I'm a long time ReplayTV user and I'm trying to help a coworker who is migrating from Dish to DirecTV DVR. He owns a 625 model and he has a few shows that he wants to save it in a format that he can either watch it later or transfer to his new DVR. I'm familiar with extracting shows from ReplayTV either to a PC or another hard drive. Can something similar be done with the 625 model? Thanks.


----------



## JohnL (Apr 1, 2002)

Teletubbie said:


> I'm a long time ReplayTV user and I'm trying to help a coworker who is migrating from Dish to DirecTV DVR. He owns a 625 model and he has a few shows that he wants to save it in a format that he can either watch it later or transfer to his new DVR. I'm familiar with extracting shows from ReplayTV either to a PC or another hard drive. Can something similar be done with the 625 model? Thanks.


Teletubbie,

Sorry, NO. The only way to archive shows from a Dish DVR would be to use the analog outputs and capture them to a standalone, DVD or via a computer capture card.

John


----------



## suptech (Jul 2, 2006)

JohnL said:


> Teletubbie,
> 
> Sorry, NO. The only way to archive shows from a Dish DVR would be to use the analog outputs and capture them to a standalone, DVD or via a computer capture card.
> 
> John


The less then $100 ( after rebate ) Dishplayer AV402 can do it .
I'd post a link ..but somehow my account has been lost ....
So I'm a newbie ..again ;-]

go to fatwallet and search on dishplayer


----------



## mbutler1 (Jul 2, 2006)

Teletubbie said:


> I'm a long time ReplayTV user and I'm trying to help a coworker who is migrating from Dish to DirecTV DVR. He owns a 625 model and he has a few shows that he wants to save it in a format that he can either watch it later or transfer to his new DVR. I'm familiar with extracting shows from ReplayTV either to a PC or another hard drive. Can something similar be done with the 625 model? Thanks.

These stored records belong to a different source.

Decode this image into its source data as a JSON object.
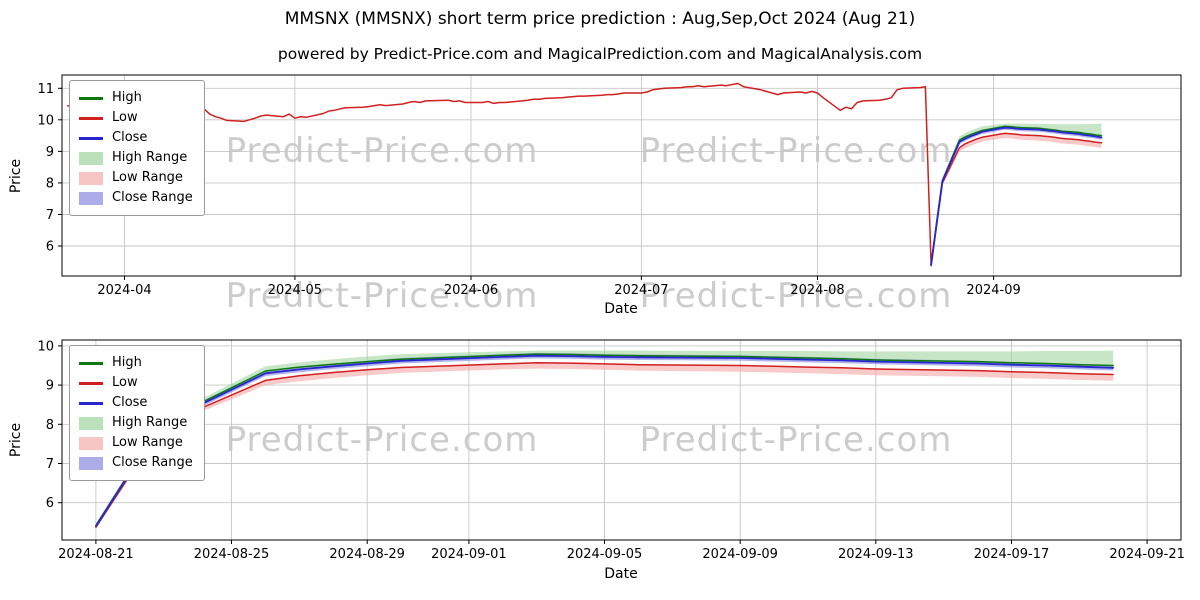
{
  "title": "MMSNX (MMSNX) short term price prediction : Aug,Sep,Oct 2024 (Aug 21)",
  "subtitle": "powered by Predict-Price.com and MagicalPrediction.com and MagicalAnalysis.com",
  "watermark": {
    "text": "Predict-Price.com"
  },
  "colors": {
    "high": "#0c7a0c",
    "low": "#d21f1f",
    "close": "#2727cf",
    "high_range": "#97d197",
    "low_range": "#f4a6a6",
    "close_range": "#8080dd",
    "grid": "#c7c7c7",
    "axis": "#000000"
  },
  "legend": {
    "items": [
      {
        "label": "High",
        "color_key": "high",
        "kind": "line"
      },
      {
        "label": "Low",
        "color_key": "low",
        "kind": "line"
      },
      {
        "label": "Close",
        "color_key": "close",
        "kind": "line"
      },
      {
        "label": "High Range",
        "color_key": "high_range",
        "kind": "patch"
      },
      {
        "label": "Low Range",
        "color_key": "low_range",
        "kind": "patch"
      },
      {
        "label": "Close Range",
        "color_key": "close_range",
        "kind": "patch"
      }
    ]
  },
  "chart_data": {
    "type": "line",
    "charts": [
      {
        "id": "main",
        "title": "full history plus prediction",
        "xlabel": "Date",
        "ylabel": "Price",
        "ylim": [
          5.05,
          11.42
        ],
        "xlim": [
          "2024-03-21",
          "2024-10-04"
        ],
        "yticks": [
          6,
          7,
          8,
          9,
          10,
          11
        ],
        "xticks": [
          {
            "date": "2024-04-01",
            "label": "2024-04"
          },
          {
            "date": "2024-05-01",
            "label": "2024-05"
          },
          {
            "date": "2024-06-01",
            "label": "2024-06"
          },
          {
            "date": "2024-07-01",
            "label": "2024-07"
          },
          {
            "date": "2024-08-01",
            "label": "2024-08"
          },
          {
            "date": "2024-09-01",
            "label": "2024-09"
          }
        ],
        "grid": true,
        "legend_position": "upper left"
      },
      {
        "id": "zoom",
        "title": "prediction zoom window",
        "xlabel": "Date",
        "ylabel": "Price",
        "ylim": [
          5.05,
          10.15
        ],
        "xlim": [
          "2024-08-20",
          "2024-09-22"
        ],
        "yticks": [
          6,
          7,
          8,
          9,
          10
        ],
        "xticks": [
          {
            "date": "2024-08-21",
            "label": "2024-08-21"
          },
          {
            "date": "2024-08-25",
            "label": "2024-08-25"
          },
          {
            "date": "2024-08-29",
            "label": "2024-08-29"
          },
          {
            "date": "2024-09-01",
            "label": "2024-09-01"
          },
          {
            "date": "2024-09-05",
            "label": "2024-09-05"
          },
          {
            "date": "2024-09-09",
            "label": "2024-09-09"
          },
          {
            "date": "2024-09-13",
            "label": "2024-09-13"
          },
          {
            "date": "2024-09-17",
            "label": "2024-09-17"
          },
          {
            "date": "2024-09-21",
            "label": "2024-09-21"
          }
        ],
        "grid": true,
        "legend_position": "upper left"
      }
    ],
    "history": {
      "name": "historical price (Low)",
      "color_key": "low",
      "dates": [
        "2024-03-22",
        "2024-03-25",
        "2024-03-27",
        "2024-03-29",
        "2024-04-01",
        "2024-04-03",
        "2024-04-05",
        "2024-04-08",
        "2024-04-10",
        "2024-04-12",
        "2024-04-15",
        "2024-04-16",
        "2024-04-17",
        "2024-04-18",
        "2024-04-19",
        "2024-04-22",
        "2024-04-23",
        "2024-04-24",
        "2024-04-25",
        "2024-04-26",
        "2024-04-29",
        "2024-04-30",
        "2024-05-01",
        "2024-05-02",
        "2024-05-03",
        "2024-05-06",
        "2024-05-07",
        "2024-05-08",
        "2024-05-09",
        "2024-05-10",
        "2024-05-13",
        "2024-05-14",
        "2024-05-15",
        "2024-05-16",
        "2024-05-17",
        "2024-05-20",
        "2024-05-21",
        "2024-05-22",
        "2024-05-23",
        "2024-05-24",
        "2024-05-28",
        "2024-05-29",
        "2024-05-30",
        "2024-05-31",
        "2024-06-03",
        "2024-06-04",
        "2024-06-05",
        "2024-06-06",
        "2024-06-07",
        "2024-06-10",
        "2024-06-11",
        "2024-06-12",
        "2024-06-13",
        "2024-06-14",
        "2024-06-17",
        "2024-06-18",
        "2024-06-20",
        "2024-06-21",
        "2024-06-24",
        "2024-06-25",
        "2024-06-26",
        "2024-06-27",
        "2024-06-28",
        "2024-07-01",
        "2024-07-02",
        "2024-07-03",
        "2024-07-05",
        "2024-07-08",
        "2024-07-09",
        "2024-07-10",
        "2024-07-11",
        "2024-07-12",
        "2024-07-15",
        "2024-07-16",
        "2024-07-17",
        "2024-07-18",
        "2024-07-19",
        "2024-07-22",
        "2024-07-23",
        "2024-07-24",
        "2024-07-25",
        "2024-07-26",
        "2024-07-29",
        "2024-07-30",
        "2024-07-31",
        "2024-08-01",
        "2024-08-02",
        "2024-08-05",
        "2024-08-06",
        "2024-08-07",
        "2024-08-08",
        "2024-08-09",
        "2024-08-12",
        "2024-08-13",
        "2024-08-14",
        "2024-08-15",
        "2024-08-16",
        "2024-08-19",
        "2024-08-20",
        "2024-08-21"
      ],
      "values": [
        10.44,
        10.45,
        10.42,
        10.48,
        10.45,
        10.4,
        10.45,
        10.42,
        10.38,
        10.42,
        10.35,
        10.18,
        10.1,
        10.05,
        9.98,
        9.95,
        10.0,
        10.05,
        10.12,
        10.15,
        10.1,
        10.18,
        10.05,
        10.1,
        10.08,
        10.2,
        10.28,
        10.3,
        10.35,
        10.38,
        10.4,
        10.42,
        10.45,
        10.48,
        10.45,
        10.5,
        10.55,
        10.58,
        10.55,
        10.6,
        10.62,
        10.58,
        10.6,
        10.55,
        10.55,
        10.58,
        10.52,
        10.55,
        10.55,
        10.6,
        10.62,
        10.65,
        10.65,
        10.68,
        10.7,
        10.72,
        10.75,
        10.75,
        10.78,
        10.8,
        10.8,
        10.82,
        10.85,
        10.85,
        10.88,
        10.95,
        11.0,
        11.02,
        11.05,
        11.05,
        11.08,
        11.05,
        11.1,
        11.08,
        11.12,
        11.15,
        11.05,
        10.95,
        10.9,
        10.85,
        10.8,
        10.85,
        10.88,
        10.85,
        10.9,
        10.85,
        10.7,
        10.3,
        10.4,
        10.35,
        10.55,
        10.6,
        10.62,
        10.65,
        10.7,
        10.95,
        11.0,
        11.02,
        11.05,
        5.4
      ]
    },
    "prediction": {
      "dates": [
        "2024-08-21",
        "2024-08-22",
        "2024-08-23",
        "2024-08-26",
        "2024-08-27",
        "2024-08-28",
        "2024-08-29",
        "2024-08-30",
        "2024-09-02",
        "2024-09-03",
        "2024-09-04",
        "2024-09-05",
        "2024-09-06",
        "2024-09-09",
        "2024-09-10",
        "2024-09-11",
        "2024-09-12",
        "2024-09-13",
        "2024-09-16",
        "2024-09-17",
        "2024-09-18",
        "2024-09-19",
        "2024-09-20"
      ],
      "close": [
        5.4,
        6.75,
        8.05,
        9.3,
        9.4,
        9.48,
        9.55,
        9.62,
        9.72,
        9.75,
        9.74,
        9.72,
        9.71,
        9.69,
        9.67,
        9.65,
        9.63,
        9.6,
        9.55,
        9.52,
        9.5,
        9.47,
        9.44
      ],
      "high": [
        5.42,
        6.78,
        8.08,
        9.36,
        9.46,
        9.53,
        9.6,
        9.66,
        9.76,
        9.79,
        9.78,
        9.76,
        9.75,
        9.73,
        9.71,
        9.69,
        9.67,
        9.64,
        9.6,
        9.57,
        9.55,
        9.52,
        9.5
      ],
      "low": [
        5.38,
        6.7,
        8.0,
        9.12,
        9.24,
        9.32,
        9.39,
        9.45,
        9.54,
        9.57,
        9.56,
        9.54,
        9.52,
        9.5,
        9.48,
        9.46,
        9.44,
        9.41,
        9.37,
        9.34,
        9.32,
        9.29,
        9.27
      ],
      "high_range_top": [
        5.46,
        6.84,
        8.16,
        9.48,
        9.58,
        9.66,
        9.73,
        9.79,
        9.86,
        9.88,
        9.88,
        9.88,
        9.88,
        9.87,
        9.87,
        9.87,
        9.86,
        9.86,
        9.86,
        9.86,
        9.87,
        9.87,
        9.88
      ],
      "low_range_bottom": [
        5.34,
        6.63,
        7.92,
        9.0,
        9.1,
        9.18,
        9.25,
        9.31,
        9.4,
        9.42,
        9.41,
        9.39,
        9.37,
        9.34,
        9.32,
        9.3,
        9.28,
        9.25,
        9.21,
        9.18,
        9.16,
        9.13,
        9.11
      ],
      "close_range_top": [
        5.47,
        6.82,
        8.12,
        9.37,
        9.47,
        9.55,
        9.62,
        9.69,
        9.79,
        9.82,
        9.81,
        9.79,
        9.78,
        9.76,
        9.74,
        9.72,
        9.7,
        9.67,
        9.62,
        9.59,
        9.57,
        9.54,
        9.51
      ],
      "close_range_bottom": [
        5.33,
        6.68,
        7.98,
        9.23,
        9.33,
        9.41,
        9.48,
        9.55,
        9.65,
        9.68,
        9.67,
        9.65,
        9.64,
        9.62,
        9.6,
        9.58,
        9.56,
        9.53,
        9.48,
        9.45,
        9.43,
        9.4,
        9.37
      ]
    }
  }
}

I don't own a 625 but I have seen articles online describing how to pull the recorded shows directly off the hard drive. Can't speak to if it works or if it turns your receiver into a big paperweight but I have seen detailed instructions online for doing what you want to do. Either way, I'm sure it would void the warranty on the unit.

Short of hacking the unit you might want to see if you can hook up the coax out of the 625 to the antenna in on the new DVR and record your shows that way. That should work, in theory, I think. This would cover the DVR -> DVR, if you wanted to go from DVR -> PC, then the previous poster's video capture card and dishplayer solutions are the way to go.


----------



## boba (May 23, 2003)

Neither DISH nor Directv DVR's can record ANALOG over the air so burning to a DVD or video tape is probably your best option.


----------